Syamsul Bahri kelihatan salah bila hanya bisa ikut arus kondisi, tanpa ada tawaran solusi terhadap persoalan ini. Dan ia akan tampak benar, ketika ia sadar bahwa kekuatannya tak seberapa untuk menebus beratnya tanggungan utang itu. Ia tentu tak akan membawa lari Siti Nurbaya dan mengorbankan semuanya, hanya untuk cinta. Tentu saja, cinta tak akan bisa didapat dengan mengorbankan keluarga.

Ayah Siti Nurbaya bisa salah bila ia hanya mengambil jalan pintas, tanpa upaya keras mencari jalan keluar utang, bahkan mengorbankan anaknya. Namun, sang ayah akan dianggap benar, bila pada kenyataannya, semua utang tersebut memang diperuntukkan semua kebutuhan keluarganya. Sementara itu, Siti Nurbaya jelas salah bila ia bersikap tanpa alasan yang cukup sebagai bentuk identitas kebebasan memilihnya. Tapi, ia akan tampak bijaksana, bila semua itu dilakukan untuk pengabdian yang tak terkira pada keluarganya.

Nah, aku hanya ingin memberi poin penting tentang penentuan pilihan. Bila memang berbagi dan berjuang bersama orang-orang susah adalah pilihan, bukan lantas menempatkan seseorang sebagai sosok yang lebih bermoral atau setidaknya, menempatkannya pada strata sosial baru, dengan reputasi sosial lebih. Biarlah Tuhan yang mengambil peran itu. Biarlah publik yang menilai semuanya. Karena, yang penting, hanya harus berbuat banyak. Begitu pun, seseorang tak akan pernah merasa bahwa semua itu penuh dengan hasrat menahan diri, mengorbankan banyak hal, atau terasa seperti pilihan yang berat. Itu tandanya, ada persoalan dedikasi yang bermasalah. Berarti, ia tak benar-benar ada dalam alasan pilihan yang tepat.

Bahwa akan ada jenuh, marah, lelah, atau berlusin kebuntuan serius adalah hal wajar. Namun, kebahagiaan yang tak terkira adalah ketika semua langkah diambil berdasarkan keyakinan yang sangat... dengan alasan mendalam.

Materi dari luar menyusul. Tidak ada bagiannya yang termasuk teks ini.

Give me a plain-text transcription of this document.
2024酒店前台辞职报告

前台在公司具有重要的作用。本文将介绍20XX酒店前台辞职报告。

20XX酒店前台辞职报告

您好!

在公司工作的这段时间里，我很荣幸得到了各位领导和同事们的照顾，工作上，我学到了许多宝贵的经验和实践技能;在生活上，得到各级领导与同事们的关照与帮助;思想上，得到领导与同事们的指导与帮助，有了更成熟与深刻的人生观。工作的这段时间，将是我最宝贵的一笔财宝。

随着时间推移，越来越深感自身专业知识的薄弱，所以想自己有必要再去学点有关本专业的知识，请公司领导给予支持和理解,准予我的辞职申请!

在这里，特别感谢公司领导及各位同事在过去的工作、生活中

Nah, berurusan dengan persoalan pelik seputar peluang kesejahteraan petani yang tipis, pengangguran, kesempatan kerja, akses modal, monopoli, hingga efek moneter yang berdampak krisis, jelas dibutuhkan dedikasi. Maksudnya, persembahan diri kepada Tuhan untuk berbuat yang terbaik; tak peduli apa yang akan terjadi. Karena, kebahagiaan tentu berasal dari dalam diri, bukan karena citraan publik semata. Selebihnya, tak penting sebagai apa seseorang berbuat. Asalkan penuh dedikasi, itu sudah sangat membahagiakan diri.